In 2001 he won the International Competition Citta di Porcia. In 1999 he was appointed Assistant Professor, and since 2004 has been Assistant Lecturer at the Academy of Music. In 2005 as an assistant professor he began lecturing at the Music Academy in Zagreb. The RTV Slovenia has so far published five CDs, including three solo works and two with chamber ensembles.

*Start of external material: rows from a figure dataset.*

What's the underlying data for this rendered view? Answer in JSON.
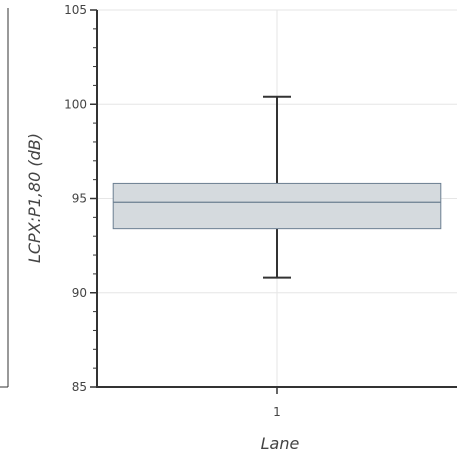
{
  "chart_data": {
    "type": "box",
    "xlabel": "Lane",
    "ylabel": "LCPX:P1,80 (dB)",
    "categories": [
      "1"
    ],
    "ylim": [
      85,
      105
    ],
    "yticks": [
      85,
      90,
      95,
      100,
      105
    ],
    "grid": true,
    "boxes": [
      {
        "category": "1",
        "whisker_low": 90.8,
        "q1": 93.4,
        "median": 94.8,
        "q3": 95.8,
        "whisker_high": 100.4
      }
    ],
    "colors": {
      "box_fill": "#d5dade",
      "box_stroke": "#6b7f91",
      "whisker": "#333333",
      "axis": "#333333",
      "grid": "#e6e6e6"
    }
  }
}
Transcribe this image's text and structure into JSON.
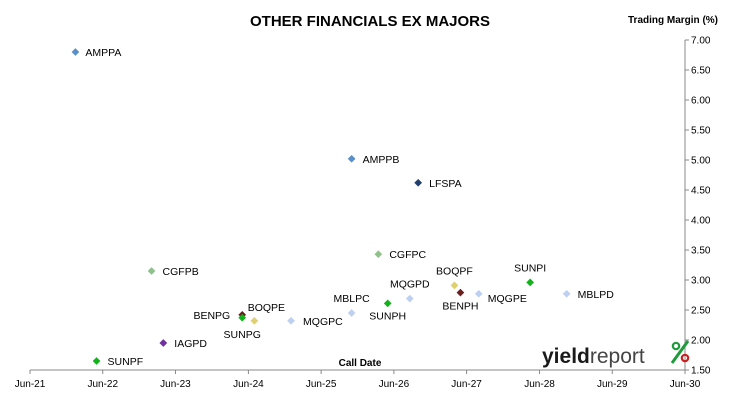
{
  "chart_data": {
    "type": "scatter",
    "title": "OTHER FINANCIALS EX MAJORS",
    "ylabel": "Trading Margin (%)",
    "xlabel": "Call Date",
    "ylim": [
      1.5,
      7.0
    ],
    "yticks": [
      "1.50",
      "2.00",
      "2.50",
      "3.00",
      "3.50",
      "4.00",
      "4.50",
      "5.00",
      "5.50",
      "6.00",
      "6.50",
      "7.00"
    ],
    "xticks": [
      "Jun-21",
      "Jun-22",
      "Jun-23",
      "Jun-24",
      "Jun-25",
      "Jun-26",
      "Jun-27",
      "Jun-28",
      "Jun-29",
      "Jun-30"
    ],
    "x_axis": "date",
    "xlim": [
      "2021-06-01",
      "2030-06-01"
    ],
    "grid": false,
    "points": [
      {
        "name": "AMPPA",
        "x": "2022-01-15",
        "y": 6.8,
        "color": "#5b8fc9"
      },
      {
        "name": "AMPPB",
        "x": "2025-11-01",
        "y": 5.02,
        "color": "#5b8fc9"
      },
      {
        "name": "LFSPA",
        "x": "2026-10-01",
        "y": 4.62,
        "color": "#1f3f6e"
      },
      {
        "name": "CGFPC",
        "x": "2026-03-15",
        "y": 3.43,
        "color": "#8fc18a"
      },
      {
        "name": "CGFPB",
        "x": "2023-02-01",
        "y": 3.15,
        "color": "#8fc18a"
      },
      {
        "name": "SUNPI",
        "x": "2028-04-15",
        "y": 2.96,
        "color": "#11b31b"
      },
      {
        "name": "BOQPF",
        "x": "2027-04-01",
        "y": 2.91,
        "color": "#e0cf72"
      },
      {
        "name": "MQGPD",
        "x": "2026-08-20",
        "y": 2.69,
        "color": "#bed0ef"
      },
      {
        "name": "MQGPE",
        "x": "2027-08-01",
        "y": 2.77,
        "color": "#bed0ef"
      },
      {
        "name": "MBLPD",
        "x": "2028-10-15",
        "y": 2.77,
        "color": "#bed0ef"
      },
      {
        "name": "BENPH",
        "x": "2027-05-01",
        "y": 2.79,
        "color": "#6b1f1f"
      },
      {
        "name": "MBLPC",
        "x": "2025-11-01",
        "y": 2.45,
        "color": "#bed0ef"
      },
      {
        "name": "SUNPH",
        "x": "2026-05-01",
        "y": 2.61,
        "color": "#11b31b"
      },
      {
        "name": "BOQPE",
        "x": "2024-07-01",
        "y": 2.32,
        "color": "#e0cf72"
      },
      {
        "name": "BENPG",
        "x": "2024-05-01",
        "y": 2.42,
        "color": "#6b1f1f"
      },
      {
        "name": "SUNPG",
        "x": "2024-05-01",
        "y": 2.37,
        "color": "#11b31b"
      },
      {
        "name": "MQGPC",
        "x": "2025-01-01",
        "y": 2.32,
        "color": "#bed0ef"
      },
      {
        "name": "IAGPD",
        "x": "2023-04-01",
        "y": 1.95,
        "color": "#7030a0"
      },
      {
        "name": "SUNPF",
        "x": "2022-05-01",
        "y": 1.65,
        "color": "#11b31b"
      }
    ]
  },
  "logo": {
    "name": "yieldreport",
    "text_yield": "yield",
    "text_report": "report",
    "symbol": "%",
    "color_dark": "#1a1a1a",
    "color_light": "#444444",
    "color_green": "#1e9b3a",
    "color_red": "#cc1f1f"
  }
}
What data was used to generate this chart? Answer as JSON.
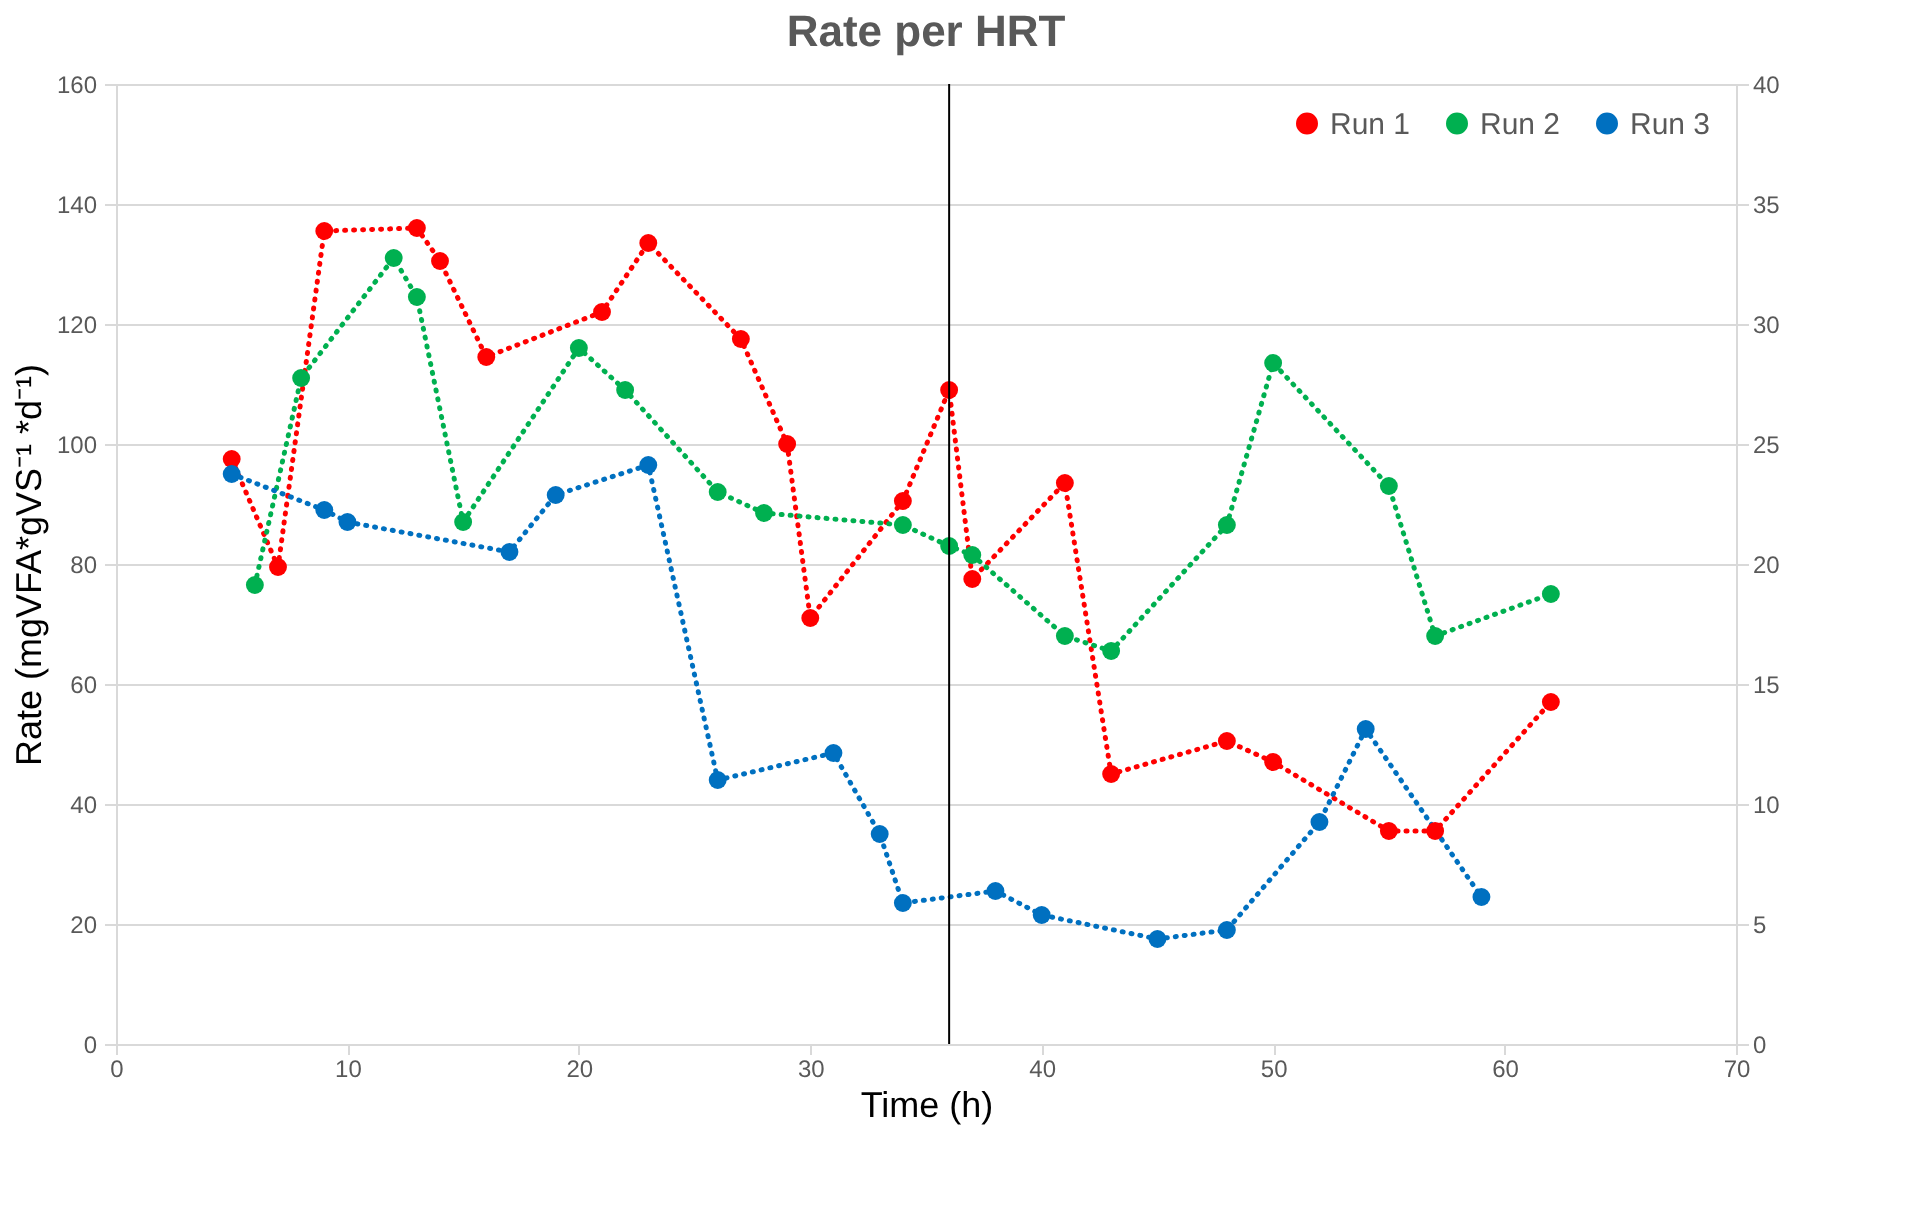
{
  "chart_data": {
    "type": "line",
    "title": "Rate per HRT",
    "xlabel": "Time (h)",
    "ylabel": "Rate (mgVFA*gVS⁻¹ *d⁻¹)",
    "xlim": [
      0,
      70
    ],
    "xticks": [
      0,
      10,
      20,
      30,
      40,
      50,
      60,
      70
    ],
    "ylim": [
      0,
      160
    ],
    "yticks": [
      0,
      20,
      40,
      60,
      80,
      100,
      120,
      140,
      160
    ],
    "y2lim": [
      0,
      40
    ],
    "y2ticks": [
      0,
      5,
      10,
      15,
      20,
      25,
      30,
      35,
      40
    ],
    "grid": "y",
    "legend": "top right",
    "marker": "circle",
    "line_style": "dotted",
    "ref_lines": [
      {
        "axis": "x",
        "value": 36,
        "color": "#000000",
        "line_style": "solid"
      }
    ],
    "series": [
      {
        "name": "Run 1",
        "color": "#ff0000",
        "x": [
          5,
          7,
          9,
          13,
          14,
          16,
          21,
          23,
          27,
          29,
          30,
          34,
          36,
          37,
          41,
          43,
          48,
          50,
          55,
          57,
          62
        ],
        "values": [
          97.5,
          79.5,
          135.5,
          136,
          130.5,
          114.5,
          122,
          133.5,
          117.5,
          100,
          71,
          90.5,
          109,
          77.5,
          93.5,
          45,
          50.5,
          47,
          35.5,
          35.5,
          57
        ]
      },
      {
        "name": "Run 2",
        "color": "#00b050",
        "x": [
          6,
          8,
          12,
          13,
          15,
          20,
          22,
          26,
          28,
          34,
          36,
          37,
          41,
          43,
          48,
          50,
          55,
          57,
          62
        ],
        "values": [
          76.5,
          111,
          131,
          124.5,
          87,
          116,
          109,
          92,
          88.5,
          86.5,
          83,
          81.5,
          68,
          65.5,
          86.5,
          113.5,
          93,
          68,
          75
        ]
      },
      {
        "name": "Run 3",
        "color": "#0070c0",
        "x": [
          5,
          9,
          10,
          17,
          19,
          23,
          26,
          31,
          33,
          34,
          38,
          40,
          45,
          48,
          52,
          54,
          59
        ],
        "values": [
          95,
          89,
          87,
          82,
          91.5,
          96.5,
          44,
          48.5,
          35,
          23.5,
          25.5,
          21.5,
          17.5,
          19,
          37,
          52.5,
          24.5
        ]
      }
    ]
  }
}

With the RTV Slovenia Symphony Orchestra, with whom he has played for ten years, he has recorded the horn concertos of Richard Strauss and Mozart, and a number of other works for horn and orchestra, including those of Slovenian composers

Lipovšek has played under the baton of such conductors as Anton Nanut, Uros Lajovic, Marko Letonja, David de Villiers, S. Pelegrino Amato, Gary Brain, Amy Anderson, Yakov Kreizberg and Sian Edwards. As a soloist he has worked with the National Orchestra of Opera La Monnaie in Brussels and the Berlin Symphony Orchestra, and still regularly works with the Mahler Chamber Orchestra.

Since 2006 Lipovšek has been represented by the agency Proartes.